In vitro mitochondrial-targeted antioxidant peptide induces apoptosis in cancer cells

Abstract

Introduction: Reactive oxygen species (ROS) are major contributors to cancer and involved in numerous tumor proliferation signaling pathways. Mitochondria are the major ROS-producing organelles, and ROS are produced from the synthesis of adenosine triphosphate and cell metabolism.

Methods: A novel mitochondria-targeted peptide, namely KRSH, was synthesized and characterized. KRSH consists of four amino acids; lysine and arginine contain positively charged groups that help KRSH target the mitochondria, while tyrosine and cysteine neutralize excessive endogenous ROS, thereby inhibiting tumorigenesis.

Results: The results indicated that KRSH is specifically inhibiting the growth of HeLa and MCF-7 cancer cell lines. However, MCF10A cells can resist the effects of KRSH even in a relative higher concentration. The dichloro-dihydro-fluorescein diacetate and MitoSOX^TM Red assay suggested that KRSH drastically decreased the level of ROS in cancer cells. The mitochondrial depolarization assay indicated that treatment with KRSH at a dose of 50 nM may decrease the mitochondrial membrane potential leading to apoptosis of HeLa and MCF-7 cells.

Conclusion: In other studies, investigating rat liver mitochondria, the uptake of KRSH may reach 80% compared with that for mitoquinone. Therefore, KRSH was designed as a superior peptide antioxidant and a mitochondria-targeting anticancer agent.

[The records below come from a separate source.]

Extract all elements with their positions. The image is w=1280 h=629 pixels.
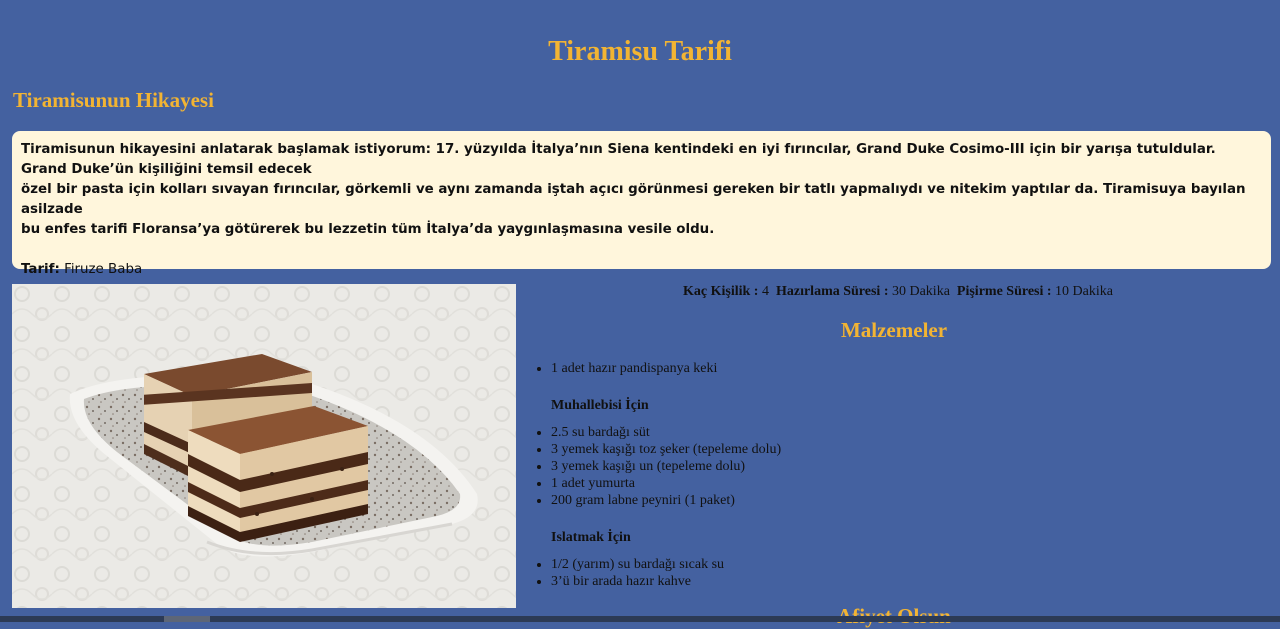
- ingredients-heading: Malzemeler: [840, 318, 948, 342]
- cook-time-value: 10 Dakika: [1055, 284, 1113, 299]
- cook-time-label: Pişirme Süresi :: [956, 284, 1052, 299]
- list-item: 3 yemek kaşığı un (tepeleme dolu): [551, 458, 1236, 475]
- list-item: 1/2 (yarım) su bardağı sıcak su: [551, 556, 1236, 573]
- story-line-1: Tiramisunun hikayesini anlatarak başlama…: [21, 142, 1216, 177]
- tiramisu-photo: [12, 284, 516, 608]
- recipe-info: Kaç Kişilik : 4 Hazırlama Süresi : 30 Da…: [516, 284, 1280, 300]
- story-line-3: bu enfes tarifi Floransa’ya götürerek bu…: [21, 222, 715, 237]
- recipe-author-name: Firuze Baba: [64, 262, 143, 277]
- scrollbar-thumb[interactable]: [164, 616, 210, 622]
- recipe-author: Tarif: Firuze Baba: [21, 260, 1262, 280]
- list-item: 3 yemek kaşığı toz şeker (tepeleme dolu): [551, 441, 1236, 458]
- servings-value: 4: [761, 284, 769, 299]
- islatmak-heading: Islatmak İçin: [551, 530, 631, 545]
- story-heading: Tiramisunun Hikayesi: [13, 88, 214, 112]
- list-item: 1 adet hazır pandispanya keki: [551, 360, 1236, 377]
- prep-time-value: 30 Dakika: [891, 284, 950, 299]
- horizontal-scrollbar[interactable]: [0, 616, 1280, 622]
- base-ingredients: 1 adet hazır pandispanya keki: [536, 360, 1236, 377]
- muhallebi-ingredients: 2.5 su bardağı süt 3 yemek kaşığı toz şe…: [536, 424, 1236, 509]
- islatmak-ingredients: 1/2 (yarım) su bardağı sıcak su 3’ü bir …: [536, 556, 1236, 590]
- servings-label: Kaç Kişilik :: [683, 284, 759, 299]
- list-item: 2.5 su bardağı süt: [551, 424, 1236, 441]
- page-title: Tiramisu Tarifi: [548, 36, 732, 67]
- list-item: 200 gram labne peyniri (1 paket): [551, 492, 1236, 509]
- list-item: 1 adet yumurta: [551, 475, 1236, 492]
- story-text: Tiramisunun hikayesini anlatarak başlama…: [21, 140, 1262, 240]
- prep-time-label: Hazırlama Süresi :: [775, 284, 889, 299]
- list-item: 3’ü bir arada hazır kahve: [551, 573, 1236, 590]
- muhallebi-heading: Muhallebisi İçin: [551, 398, 649, 413]
- ingredients-list: 1 adet hazır pandispanya keki Muhallebis…: [536, 360, 1236, 590]
- recipe-author-label: Tarif:: [21, 262, 60, 277]
- story-line-2: özel bir pasta için kolları sıvayan fırı…: [21, 182, 1246, 217]
- story-box: Tiramisunun hikayesini anlatarak başlama…: [12, 131, 1271, 277]
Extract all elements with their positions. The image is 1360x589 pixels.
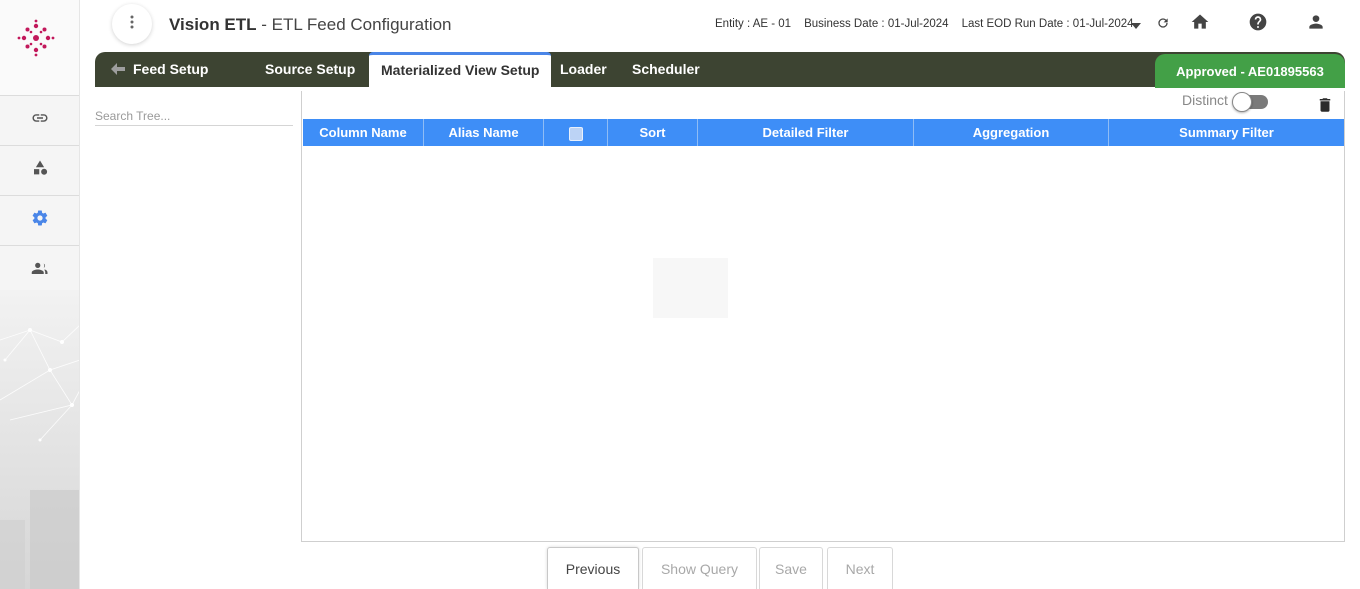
business-date-label: Business Date : bbox=[804, 18, 885, 30]
app-name: Vision ETL bbox=[169, 15, 257, 34]
sidebar-item-settings[interactable] bbox=[0, 195, 79, 245]
tab-source-setup[interactable]: Source Setup bbox=[265, 52, 355, 87]
distinct-toggle-knob bbox=[1232, 92, 1252, 112]
trash-icon bbox=[1316, 98, 1334, 118]
link-icon bbox=[31, 109, 49, 132]
column-header-detailed-filter[interactable]: Detailed Filter bbox=[698, 119, 914, 146]
tab-materialized-view-setup[interactable]: Materialized View Setup bbox=[369, 52, 552, 87]
sidebar-item-users[interactable] bbox=[0, 245, 79, 295]
entity-label: Entity : bbox=[715, 18, 751, 30]
help-button[interactable] bbox=[1248, 12, 1268, 37]
caret-down-icon bbox=[1131, 16, 1141, 34]
tab-materialized-view-setup-label: Materialized View Setup bbox=[381, 62, 540, 78]
eod-date-label: Last EOD Run Date : bbox=[961, 18, 1070, 30]
home-icon bbox=[1190, 12, 1210, 37]
help-icon bbox=[1248, 12, 1268, 37]
business-date-value: 01-Jul-2024 bbox=[887, 18, 949, 30]
left-sidebar bbox=[0, 0, 80, 589]
approval-status-text: Approved - AE01895563 bbox=[1176, 63, 1324, 79]
column-header-sort[interactable]: Sort bbox=[608, 119, 698, 146]
sidebar-background-art bbox=[0, 290, 79, 589]
tab-scheduler-label: Scheduler bbox=[632, 61, 700, 77]
entity-info: Entity : AE - 01 bbox=[715, 18, 791, 30]
tab-feed-setup-label: Feed Setup bbox=[133, 61, 209, 77]
user-profile-button[interactable] bbox=[1306, 14, 1326, 34]
sidebar-item-shapes[interactable] bbox=[0, 145, 79, 195]
column-header-summary-filter[interactable]: Summary Filter bbox=[1109, 119, 1344, 146]
tab-loader-label: Loader bbox=[560, 61, 607, 77]
users-icon bbox=[31, 259, 49, 282]
tab-loader[interactable]: Loader bbox=[560, 52, 607, 87]
grid-header: Column Name Alias Name Sort Detailed Fil… bbox=[303, 119, 1344, 146]
shapes-icon bbox=[31, 159, 49, 182]
tab-source-setup-label: Source Setup bbox=[265, 61, 356, 77]
select-all-checkbox[interactable] bbox=[568, 126, 583, 141]
more-vertical-icon bbox=[125, 14, 139, 35]
column-header-alias-name[interactable]: Alias Name bbox=[424, 119, 544, 146]
approval-status-badge: Approved - AE01895563 bbox=[1155, 54, 1345, 88]
column-header-select-all[interactable] bbox=[544, 119, 608, 146]
previous-button[interactable]: Previous bbox=[547, 547, 639, 589]
save-button[interactable]: Save bbox=[759, 547, 823, 589]
next-button[interactable]: Next bbox=[827, 547, 893, 589]
refresh-icon bbox=[1156, 16, 1170, 35]
search-tree-input[interactable] bbox=[95, 106, 293, 126]
loading-placeholder bbox=[653, 258, 728, 318]
page-title: Vision ETL - ETL Feed Configuration bbox=[169, 15, 452, 35]
eod-date-info: Last EOD Run Date : 01-Jul-2024 bbox=[962, 18, 1134, 30]
tab-scheduler[interactable]: Scheduler bbox=[632, 52, 700, 87]
back-arrow-icon bbox=[111, 53, 125, 88]
tab-feed-setup[interactable]: Feed Setup bbox=[111, 52, 208, 87]
distinct-label: Distinct bbox=[1182, 92, 1228, 108]
context-dropdown-button[interactable] bbox=[1126, 15, 1146, 35]
home-button[interactable] bbox=[1190, 14, 1210, 34]
column-header-column-name[interactable]: Column Name bbox=[303, 119, 424, 146]
column-header-aggregation[interactable]: Aggregation bbox=[914, 119, 1109, 146]
page-subtitle: - ETL Feed Configuration bbox=[256, 15, 452, 34]
entity-value: AE - 01 bbox=[752, 18, 792, 30]
delete-button[interactable] bbox=[1316, 96, 1334, 114]
refresh-button[interactable] bbox=[1153, 15, 1173, 35]
distinct-toggle[interactable] bbox=[1232, 92, 1268, 112]
materialized-view-panel bbox=[301, 91, 1345, 542]
business-date-info: Business Date : 01-Jul-2024 bbox=[804, 18, 948, 30]
app-logo[interactable] bbox=[16, 18, 56, 58]
gear-icon bbox=[31, 209, 49, 232]
sidebar-item-link[interactable] bbox=[0, 95, 79, 145]
header-context-info: Entity : AE - 01 Business Date : 01-Jul-… bbox=[715, 18, 1134, 30]
more-menu-button[interactable] bbox=[112, 4, 152, 44]
person-icon bbox=[1306, 12, 1326, 37]
show-query-button[interactable]: Show Query bbox=[642, 547, 757, 589]
eod-date-value: 01-Jul-2024 bbox=[1072, 18, 1134, 30]
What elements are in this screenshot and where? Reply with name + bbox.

Keywords: ROS; anticancer; mitochondrial targeted; oxidative stress; reactive oxygen species.

Figure 1

The scheme of solid phase peptide synthesis with microwave-aided.

Figure 2

The analytical trace of the KRSH peptide and KRA (negative control) (A, B). Cell viability after treatment with the KRSH peptide at different doses (0–200 nM). The neutral red assay was employed to evaluate the survival rate of MCF10A, HeLa, and MCF-7 cells (C–E). *p<0.05 compared with control cells cultured in complete medium.

Figure 3

The levels of intracellular and mitochondrial ROS in different cell lines after treatment with KRA and the KRSH peptide for 24 h were detected using DCFH-DA and MitoSOX^TM, and counterstained with Hoechst stain. The levels of ROS in MCF-7 cells (A, B) and HeLa cells (C, D) decreased significantly after treatment with the KRSH peptide. *p<0.05 compared with control cells cultured in complete medium. Abbreviations: ROS, reactive oxygen species; DCFH-DA, 2′,7′-dichlorofluorescin diacetate.

Figure 4

Colony formation assay was performed on (A, B) HeLa cells and (A, C) MCF-7 cells after treatment with 50 nM KRA and the KRSH peptide for 24 h using the Giemsa stain. The results are expressed as the mean ± SD from at least three independent experiments. *p<0.05 compared with control cells cultured in complete medium. Abbreviation: SD, standard deviation.

Figure 5

EdU staining to detect cell proliferation after treatment with KRSH. (A) MCF-7 cells were treated with EdU for 6 h prior to click reaction, and the data analysis is displayed in the graph (B). The analysis was performed to calculate the signal intensity in EdU-positive cells based on individual DAPI signal. (C) The proliferation of HeLa cells after treatment with the peptide was also detected using the EdU reaction system after a 6-h incubation. The statistical analysis is displayed in the graph (D) using the same calculation. *p<0.05, compared with control cells cultured in complete medium, one-way ANOVA. Abbreviations: EdU, 5-ethynyl-2’-deoxyuridine; DAPI, 4′,6-diamidino-2-phenylindole; ANOVA, analysis of variance.

Figure 6

Cell apoptosis after incubation with 50 nM KRA and the KRSH peptide for 24 h. (A) Apoptosis in MCF-7 cells was distinguished through FITC-Annexin V coupled with PI staining. (B) The corresponding quantification of early and late apoptosis in MCF-7 cells. (C) Apoptosis in HeLa cells was determined using a flow cytometer, and the data analysis is displayed in (D). *p<0.05, compared with control cells cultured in complete medium, one-way ANOVA). Abbreviations: FITC, fluorescein isothiocyanate; ANOVA, analysis of variance.

Figure 7

Mitochondrial membrane depolarization was determined using the JC-1 probe. (A) Depolarization in MCF-7 cells was detected after incubation with the peptide using a flow cytometer. (B) Quantitative analysis of the shift of mitochondrial red fluorescence to green fluorescence among groups, indicating the depolarization of the mitochondrial membrane. (C, D) HeLa cells were examined and analyzed using the same procedure. *p<0.05, compared with control cells cultured in complete medium, one-way ANOVA. Abbreviation: ANOVA, analysis of variance.